De oudste rechter is buiten staat te ondertekenen
Bijlage: de tenlastelegging
Aan verdachte wordt ten laste gelegd dat:
hij op of omstreeks 21 augustus 2022 te [plaats] , in elk geval in Nederland, tezamen en in vereniging, althans alleen, anders dan ten behoeve van zakelijke berichtgeving, één of meerdere voorwerp(en), te weten:
-één of meerdere dolken en/of zwaarden, met een SS- en/of hakenkruis inscriptie en/of (voorzien van) de tekst/woorden: "Meine Ehre heisst Treue",
waarin een uitlating was vervat, die, naar hij, verdachte, wist of redelijkerwijs moest vermoeden, voor een groep mensen, te weten Joden, wegens hun ras en/of hun godsdienst, beledigend was en/of aanzet tot haat tegen en/of discriminatie van (Joodse) mensen en/of gewelddadig optreden tegen persoon of goed van mensen, te weten Joden, ter openbaarmaking van die uitlating of verspreiding in voorraad heeft gehad;
( art 137e lid 1 ahf/sub 2 alinea Wetboek van Strafrecht, art 137e lid 2 Wetboek van Strafrecht, art 47 lid 1 ahf/sub 1 Wetboek van Strafrecht )

Voetnoten

1.Wanneer hierna wordt verwezen naar paginanummers betreft dit pagina’s van op ambtseed of ambtsbelofte opgemaakte processen-verbaal. Deze processen-verbaal zijn als bijlagen opgenomen bij het in de wettelijke vorm opgemaakte proces-verbaal van 22 oktober 2022, genummerd PL0900-2022239161, opgemaakt door politie Eenheid Midden-Nederland, doorgenummerd 1 tot en met 92. Tenzij anders vermeld, zijn dit processen-verbaal in de wettelijke vorm opgemaakt door daartoe bevoegde opsporingsambtenaren.

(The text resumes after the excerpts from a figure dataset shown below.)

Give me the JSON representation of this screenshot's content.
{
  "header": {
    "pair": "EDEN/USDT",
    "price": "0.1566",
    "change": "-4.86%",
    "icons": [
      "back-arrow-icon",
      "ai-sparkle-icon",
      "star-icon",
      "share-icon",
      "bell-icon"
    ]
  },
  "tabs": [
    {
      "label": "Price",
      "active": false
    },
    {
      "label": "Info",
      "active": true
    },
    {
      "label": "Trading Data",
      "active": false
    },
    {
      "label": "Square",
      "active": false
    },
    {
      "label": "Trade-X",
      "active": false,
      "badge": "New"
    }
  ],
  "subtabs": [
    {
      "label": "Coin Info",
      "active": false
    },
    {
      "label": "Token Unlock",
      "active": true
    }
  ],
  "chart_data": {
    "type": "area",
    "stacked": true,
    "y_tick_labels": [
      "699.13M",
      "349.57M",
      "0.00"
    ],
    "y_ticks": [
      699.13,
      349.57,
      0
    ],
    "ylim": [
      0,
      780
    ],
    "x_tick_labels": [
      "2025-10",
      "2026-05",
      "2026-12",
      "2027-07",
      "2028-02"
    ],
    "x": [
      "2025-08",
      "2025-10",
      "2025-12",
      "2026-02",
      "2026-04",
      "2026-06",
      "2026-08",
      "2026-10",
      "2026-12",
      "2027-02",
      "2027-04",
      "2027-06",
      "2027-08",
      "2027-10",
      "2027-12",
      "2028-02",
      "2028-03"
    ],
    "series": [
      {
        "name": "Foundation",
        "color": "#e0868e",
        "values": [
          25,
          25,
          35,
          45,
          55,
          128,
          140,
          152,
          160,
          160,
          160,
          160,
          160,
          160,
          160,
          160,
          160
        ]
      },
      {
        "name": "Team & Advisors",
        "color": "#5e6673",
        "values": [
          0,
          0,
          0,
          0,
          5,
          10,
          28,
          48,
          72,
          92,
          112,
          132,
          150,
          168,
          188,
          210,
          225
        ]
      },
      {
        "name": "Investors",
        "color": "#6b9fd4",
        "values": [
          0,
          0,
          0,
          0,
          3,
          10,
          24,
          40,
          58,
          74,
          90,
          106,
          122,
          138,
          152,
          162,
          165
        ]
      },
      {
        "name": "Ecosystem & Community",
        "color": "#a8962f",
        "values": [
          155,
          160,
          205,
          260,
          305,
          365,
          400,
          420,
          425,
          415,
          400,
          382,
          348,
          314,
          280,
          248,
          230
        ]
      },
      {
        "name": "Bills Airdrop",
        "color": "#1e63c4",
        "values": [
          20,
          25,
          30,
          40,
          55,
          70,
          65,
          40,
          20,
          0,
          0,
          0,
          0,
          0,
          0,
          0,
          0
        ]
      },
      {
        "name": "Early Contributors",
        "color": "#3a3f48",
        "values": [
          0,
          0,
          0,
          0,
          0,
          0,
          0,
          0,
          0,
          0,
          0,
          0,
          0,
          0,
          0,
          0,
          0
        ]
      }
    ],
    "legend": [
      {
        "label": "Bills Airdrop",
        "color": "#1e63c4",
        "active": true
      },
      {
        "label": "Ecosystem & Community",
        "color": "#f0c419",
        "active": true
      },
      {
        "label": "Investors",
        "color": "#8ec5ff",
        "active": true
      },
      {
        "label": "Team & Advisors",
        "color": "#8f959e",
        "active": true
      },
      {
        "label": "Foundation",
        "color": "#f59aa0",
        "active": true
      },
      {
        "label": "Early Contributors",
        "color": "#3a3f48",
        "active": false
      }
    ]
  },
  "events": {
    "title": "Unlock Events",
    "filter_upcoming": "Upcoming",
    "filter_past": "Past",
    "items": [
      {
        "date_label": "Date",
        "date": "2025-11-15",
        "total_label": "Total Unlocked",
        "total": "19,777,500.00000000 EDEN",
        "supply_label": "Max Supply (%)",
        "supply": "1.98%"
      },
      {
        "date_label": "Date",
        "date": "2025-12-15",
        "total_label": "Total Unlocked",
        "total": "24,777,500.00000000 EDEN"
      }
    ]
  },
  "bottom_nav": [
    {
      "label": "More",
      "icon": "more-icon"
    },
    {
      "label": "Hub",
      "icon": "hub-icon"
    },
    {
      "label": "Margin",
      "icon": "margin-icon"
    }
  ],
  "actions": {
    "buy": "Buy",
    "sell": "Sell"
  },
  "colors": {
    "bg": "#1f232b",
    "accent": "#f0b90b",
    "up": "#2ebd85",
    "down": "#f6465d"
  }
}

2.Proces-verbaal van bevindingen, pagina 21.
3.Proces-verbaal van bevindingen, pagina 22.
4.Een geschrift, te weten een afschrift van de beschikking van de Hoge Raad der Nederlanden van 29 mei 2012, ECLI:NL:HR:2012:BP0478, r.o. 3.2.5.
5.Beschikking van de Hoge Raad van 29 mei 2012, ECLI:NL:HR:2012:BP0478.
6.Beschikking van het gerechtshof Arnhem van 8 november 2012, ECLI:NL:GHARN:2012:BY2774.
7.Arrest van 14 februari 2017, ECLI:NL:HR:2017:220.
8.Arrest van 1 februari 2016, ECLI:NL:GHAMS:2016:299.